Pushing past the fear: Dress shopping for Stephanie

I write all types of articles. I mostly cover topics of things I did or liked from my childhood or whatever Nintendo is up to these days. Sometimes I share a personal story. This is one of those times.

As my life has evolved recently to be more open and direct I decided to spend more time exploring the world around me. One aspect I have been getting braver is not only telling people about Stephanie, especially her interests and feelings, but also talking about items I have been purchasing to make her happy. Yet there is something I left out, the fear that is underneath everything we do together. That fear is what makes it hard for me to live my life. Yet here I am pushing past the fear and telling a story that needs to be told.

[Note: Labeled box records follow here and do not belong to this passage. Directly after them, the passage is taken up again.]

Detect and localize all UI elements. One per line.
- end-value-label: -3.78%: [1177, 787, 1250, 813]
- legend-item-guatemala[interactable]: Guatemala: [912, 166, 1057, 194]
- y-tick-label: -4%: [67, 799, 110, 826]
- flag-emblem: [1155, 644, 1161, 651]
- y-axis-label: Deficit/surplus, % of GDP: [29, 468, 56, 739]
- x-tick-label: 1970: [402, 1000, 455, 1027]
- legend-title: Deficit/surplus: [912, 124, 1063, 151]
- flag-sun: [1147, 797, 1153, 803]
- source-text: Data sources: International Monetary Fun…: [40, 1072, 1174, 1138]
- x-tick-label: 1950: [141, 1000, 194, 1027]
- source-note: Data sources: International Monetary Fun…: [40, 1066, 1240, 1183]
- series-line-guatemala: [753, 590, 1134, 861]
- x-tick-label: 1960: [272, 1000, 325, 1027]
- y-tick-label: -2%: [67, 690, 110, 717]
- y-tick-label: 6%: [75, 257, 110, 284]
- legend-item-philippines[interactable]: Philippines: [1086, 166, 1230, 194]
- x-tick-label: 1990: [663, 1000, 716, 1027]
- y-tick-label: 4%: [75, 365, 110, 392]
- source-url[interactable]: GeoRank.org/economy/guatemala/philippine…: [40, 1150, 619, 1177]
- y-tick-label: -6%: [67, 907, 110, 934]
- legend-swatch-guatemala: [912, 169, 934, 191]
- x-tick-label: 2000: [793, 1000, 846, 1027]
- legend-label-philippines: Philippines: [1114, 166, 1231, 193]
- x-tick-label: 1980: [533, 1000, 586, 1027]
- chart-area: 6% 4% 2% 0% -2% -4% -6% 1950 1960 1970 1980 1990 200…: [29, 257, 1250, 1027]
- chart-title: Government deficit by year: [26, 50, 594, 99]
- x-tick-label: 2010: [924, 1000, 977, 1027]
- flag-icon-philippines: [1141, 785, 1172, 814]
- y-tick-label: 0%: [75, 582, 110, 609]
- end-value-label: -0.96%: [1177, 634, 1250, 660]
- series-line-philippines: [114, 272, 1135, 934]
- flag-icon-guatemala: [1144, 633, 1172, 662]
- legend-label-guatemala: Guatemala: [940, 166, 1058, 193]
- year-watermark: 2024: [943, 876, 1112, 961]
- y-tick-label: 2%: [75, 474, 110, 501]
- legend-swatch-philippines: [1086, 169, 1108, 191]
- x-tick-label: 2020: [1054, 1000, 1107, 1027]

Over the years I would pick up new dresses in one of two manners. I would either snatch something from a donation bag one of my sisters or cousins were donating to a thrift store, which okay is technically stealing, or I would purchase things online from Amazon.

Sneaking things out of the donation bag was always a challenge. I had to first identify the item I wanted. Then wait for someone to put it into the bag and then form some sort of distraction to get their attention off the bag while nobody was looking then quickly recover the item and hide it away somewhere in my closet. Talking to my sisters after the fact I learned if I had just shared my desires they might have helped me out more openly, at least to some extent. Oh well you live, you learn.

It was just over two years ago I finally told someone I might be trans gender. Before that I had only confided in two people about my secret “cross dressing” habits. The first was my youngest sister who I was, at the time, very close to. They other was a former family member I don’t know how, or why, the conversation came up. Needless to say I was very defensive about it as well as super secretive. I’m getting more open but it’s taken time.

I told a co-worker and friend of mine I was trans and probably going to begin transitioning soon. At the time I wasn’t sure how far I wanted to explore Stephanie but I want to make sure she existed. I was fortunate in that she worked in a dress shop so she helped me pick out items from time to time that would work on me. Then there was the day I went into the women’s aisle at Walmart to grab some underwear. I needed panties and bras to go along with the items she helped me obtain.

I must have walked around the store entirely twelve times circling the women’s area before I pushed my cart in and quickly grabbed the items I was after, went to the self check out and left the store as fast as I could.

I no longer let the eyes of strangers keep me from getting panties. They are a necessity and it’s nothing to walk in casually snatch a bag and be on my merry way. This has gotten much easier over time.

Recently I had two different occasions I felt the overwhelming need to buy a dress. The first was this last summer. I needed something to replace my most recent purge. A purge is when you panic and throw away everything feminine in an attempt to force yourself to be more masculine for whatever reason. This most recent purge was the hardest for me because I ended up getting rid of my wig among other things. But it happened and I recovered.

I did the same as always. Circle the stores at least a dozen times each casually browsing for the item I wanted out of the corner of my eye while keeping a close eye on the other shoppers to ensure nobody was noticing what I was putting into my cart. The fear of being discovered, found out, noticed or called out was over whelming. It was almost paralyzing. It ended up being a 3-hour ordeal.

This past weekend I was in a desperate need for a different dress. I have yet to fully stock Stephanie’s wardrobe at this time, but I felt I needed something to wear around the house on weekends that was more fitting of the style I was picturing in my head. It was a very specific style of dress. Needless to say the very first store I walked into had it. The right style. Right color. Right material. Even the price was right. Why didn’t I get it? The size was all wrong. I didn’t want to stand there and verify it was going to fit nor did I want to continue thumbing through the rack trying to find one that would, instead I quickly left the store and proceeded towards my usual practice of circling. Finally it hit me. I have as much of a right to shop as anyone else in there. Second, I’ve started telling more people about my secret which is quickly becoming the norm rather than a secret. As such I figured out that, to hell with the people who might judge me it’s not like any of them will ever see me again or recognize me anyways. Based on that I pushed myself straight into the dress aisle at JCPenny, flipping through the clearance rack until I found not one but two dresses that were not only the right fit but perfect style and look for what I was going for.

It has all been an informative experience. Each time I seek out to buy a new article of clothing it gets a little easier. Now that I am not longer worried about being found out, since I am telling people about Stephanie, it’s getting easier to not let that voice in my head talk me out of getting the items I am there to buy.

I understand not everyone is going to relate to this struggle. I also know my audience expects more from me than stories about Barbie dolls and dress shopping. Fair enough but this is my website where I share my life. It’s always been about me. The person living in the darkness, hiding from the society that shames them. Scares them. Threatens them. This is why I write these articles. I want to do my part to show that society is changing. People like me, others out there with similar fears, need to know how to overcome those fears. It’s important for me, it’s important for Stephanie to be heard. Now all I want to do is get glammed up in my pretty new dress and share lots of cute photos to my social media followers. As the fear erodes the chances of public exposure increases. Stay cool.